Sides is one of the country’s leading elections experts and the author, most recently, with Lynn Vavreck and Chris Tausanovitch, of The Bitter End, about the 2020 election and the intensifying polarization of American politics. In this Tomaskycast, Sides says that the fundamentals—Joe Biden’s approval rating, people’s feelings about the economy—augured a much broader Republican win than will apparently be the case and says that some very unusual circumstances cut against any wave. A number of Donald Trump–endorsed candidates, he argues, “weren’t very good at many of the mechanics of being a candidate.” In addition, “Democratic advertising succeeded in finding an alternative message” to the economy—namely, abortion rights.

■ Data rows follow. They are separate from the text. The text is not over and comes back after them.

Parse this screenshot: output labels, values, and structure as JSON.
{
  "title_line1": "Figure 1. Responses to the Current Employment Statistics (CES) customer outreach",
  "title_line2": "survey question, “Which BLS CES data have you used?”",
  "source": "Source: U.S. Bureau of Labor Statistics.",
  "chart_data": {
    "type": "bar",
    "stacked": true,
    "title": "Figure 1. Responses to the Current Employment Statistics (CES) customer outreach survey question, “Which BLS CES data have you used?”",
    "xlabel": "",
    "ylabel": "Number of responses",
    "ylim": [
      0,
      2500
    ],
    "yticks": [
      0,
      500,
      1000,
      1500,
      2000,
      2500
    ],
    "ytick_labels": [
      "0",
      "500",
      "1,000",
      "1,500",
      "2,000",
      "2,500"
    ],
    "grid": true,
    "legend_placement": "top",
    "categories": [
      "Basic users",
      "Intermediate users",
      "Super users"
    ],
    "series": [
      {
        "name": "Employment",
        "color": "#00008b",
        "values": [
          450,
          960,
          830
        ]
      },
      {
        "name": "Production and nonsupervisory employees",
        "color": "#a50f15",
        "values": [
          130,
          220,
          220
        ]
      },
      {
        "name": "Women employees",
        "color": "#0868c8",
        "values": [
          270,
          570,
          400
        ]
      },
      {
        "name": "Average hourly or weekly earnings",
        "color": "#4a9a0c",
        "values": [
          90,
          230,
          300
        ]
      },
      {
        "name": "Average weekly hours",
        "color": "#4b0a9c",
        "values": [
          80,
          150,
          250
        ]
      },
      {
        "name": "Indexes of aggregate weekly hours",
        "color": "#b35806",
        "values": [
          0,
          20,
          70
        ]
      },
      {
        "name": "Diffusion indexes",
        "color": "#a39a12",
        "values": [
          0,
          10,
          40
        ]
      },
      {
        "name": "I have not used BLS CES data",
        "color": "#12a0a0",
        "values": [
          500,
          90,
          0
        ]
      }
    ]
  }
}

Looking at the results more historically, Sides argues that we’ve entered a new era in midterm elections—that ever since 2018’s sky-high (for a midterm) turnout, academics have wondered whether “2018 was a one-off due to Trump.” But it looks like turnout this year was high too. Sides posits that with Trump and polarization and intense negative partisanship (hatred of the other side), “we’ve activated a group of habitual voters” who weren’t that before. In this one way, Sides observes, Trump has paradoxically “strengthened democracy,” since more people are voting. That’s the good part. But it’s also true that “we live more on the knife’s edge, where small changes tip the balance of power.”